On August 3, the headline of a CTV News article informed Canadians that “No, ‘social contagion’ isn’t driving transgender teens, study finds.”
For anyone with even the slightest knowledge of the gender issue, a declaration such as this may have come as a bit of a surprise. Does this mean we can now stop worrying about the recent meteoric rise in teenagers identifying as transgender? Can we set aside our concerns about whole friend groups coming out as trans and lining up to get irreversible medical procedures?
Not quite. Because the reported study was conducted by none other than Jack Turban, well-known activist psychiatrist and puberty-blocker enthusiast, and it has been widely criticized by an array of experts, including those who are themselves sympathetic to Turban’s political views, as already reported in The Post Millennial.
It is genuinely baffling that such scientific rubbish could have made it through the peer review process and into a world-class medical journal, but what is equally concerning is that it hit the international news and is being presented to Canadians as if it’s real science.
In recent months there have been several important international developments in the world of gender medicine that CTV, and with the exception of the National Post, all other major Canadian news outlets have failed to report on.
When Sweden and Finland banned pediatric medical transition except in the strictest of clinical trial settings, we heard not a whisper about it. More recently, it was announced that England's controversial Tavistock gender clinic is to be closed down because the service is not safe for children, and yet only the National Post deemed this hugely important development newsworthy.
Instead, Canada’s legacy media remains steadfast in its one-sided reporting of this issue. In March of this year, CTV treated us to a heartwarming story about an eleven-year-old boy who had recently been chemically castrated at the gender clinic in Ottawa, and just last month CBC proudly reported on how the province of Nova Scotia has just reduced the barriers to gender-affirming care, without a single mention of the controversy surrounding this model.
If journalists in Canada actually cared about this vulnerable cohort of young people who believe themselves to be members of the opposite sex, they’d make the effort to investigate the issue and report the facts, rather than latching onto appalling junk science because it fits the approved trans-positive narrative.
The tiniest bit of research would have revealed that Turban’s claim there has been no dramatic increase in teenage girls identifying as transgender is frankly ludicrous. It is completely inconsistent with all data coming out of gender clinics all over the world, including Canada.
That teenage girls are the demographic most affected by social contagions is a well-known fact, and a quick look at the trends in gender clinic referrals over the past decade would certainly suggest we are witnessing such an event. Another hallmark of the social contagion phenomenon is a period of exponential growth, which again is clearly visible here:
[caption id="attachment_210619" align="aligncenter" width="295"] SEGM promotes safe, compassionate, ethical and evidence-informed Healthcare for children, adolescents, and young adults with gender dysphoria. Home, from https://segm.org/[/caption]
[caption id="attachment_210620" align="aligncenter" width="519"] Vancouver/BCCH Clinic-Community Webinar. Trans Youth CAN! (n.d.), from https://transyouthcan.ca/results/vancouver-self-care-and-coping-webinar/[/caption]
It is also important to pay attention to the years that the epidemic began because this is another factor in the social contagion theory. We have long known that the media plays a crucial role in the spread of social contagions, and it just so happens that this epidemic started right at the precise moment that the modern trans rights movement kicked into high gear. I Am Jazz first aired in 2015, as did Louis Theroux’s documentary Transgender Kids, and it is surely no coincidence that there was a surge in young people identifying as transgender in the years that followed.
Also around the mid-2010s, school boards added materials such as the Genderbread Person and the Gender Unicorn to the curriculum, and with the best of intentions, teachers began teaching children dangerous lies that detach them from the material reality of their bodies. It would appear that no one stopped to consider what the consequences would be of teaching children an absurd political ideology as if it is scientific fact.
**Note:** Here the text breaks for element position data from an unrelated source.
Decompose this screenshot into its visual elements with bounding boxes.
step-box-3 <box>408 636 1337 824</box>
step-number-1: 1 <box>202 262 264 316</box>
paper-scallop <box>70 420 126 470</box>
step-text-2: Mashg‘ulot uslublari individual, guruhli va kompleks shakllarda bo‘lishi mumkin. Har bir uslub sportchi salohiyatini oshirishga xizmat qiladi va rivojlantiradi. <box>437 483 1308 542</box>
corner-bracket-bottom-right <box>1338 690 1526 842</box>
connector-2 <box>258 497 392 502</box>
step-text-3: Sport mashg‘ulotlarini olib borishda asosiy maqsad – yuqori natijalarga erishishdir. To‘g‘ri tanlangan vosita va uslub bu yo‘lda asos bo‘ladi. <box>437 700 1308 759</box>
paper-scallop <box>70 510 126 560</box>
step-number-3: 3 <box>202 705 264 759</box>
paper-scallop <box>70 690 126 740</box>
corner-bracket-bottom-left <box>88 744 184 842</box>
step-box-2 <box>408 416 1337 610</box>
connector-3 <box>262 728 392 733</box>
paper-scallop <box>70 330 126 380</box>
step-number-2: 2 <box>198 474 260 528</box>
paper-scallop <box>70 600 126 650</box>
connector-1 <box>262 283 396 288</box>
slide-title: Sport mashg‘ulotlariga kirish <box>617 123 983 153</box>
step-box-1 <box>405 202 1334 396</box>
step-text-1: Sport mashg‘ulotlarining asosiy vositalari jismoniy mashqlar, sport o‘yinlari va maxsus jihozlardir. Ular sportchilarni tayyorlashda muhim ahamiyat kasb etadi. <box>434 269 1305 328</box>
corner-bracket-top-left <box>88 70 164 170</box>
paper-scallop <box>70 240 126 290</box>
We’ve seen plenty of social contagions play out in recent history, but there's never been one quite like this one. The important difference is, when the contagions of anorexia, bulimia, or cutting swept through teenage girls populations, we were allowed to talk about them. We were allowed to be concerned, and most importantly, we were allowed to try to stop them in their tracks.
But because this contagion is political, we are forbidden from even naming it. To suggest that it’s a social contagion is considered a terrible act of transphobia. So instead of helping these young people, we have to celebrate their suffering. Instead of trying to slow the spread, teachers, the media, politicians, and activists are actively encouraging it. Chemically castrating children is beautiful, we are told. Sixteen-year-old lesbians having bilateral mastectomies is a cause for celebration - only a transphobic bigot would disagree.
The truth about this devastating medical scandal will come out eventually because the damage is too enormous to stay hidden forever, but every article that distorts the truth and misleads the Canadian public delays that moment further, meaning more and more young people will come to harm. In the not-too-distant future, when we’re sifting through the wreckage of this contagion, every journalist who was too cowardly to report on it truthfully will have to accept their role in the devastation it caused.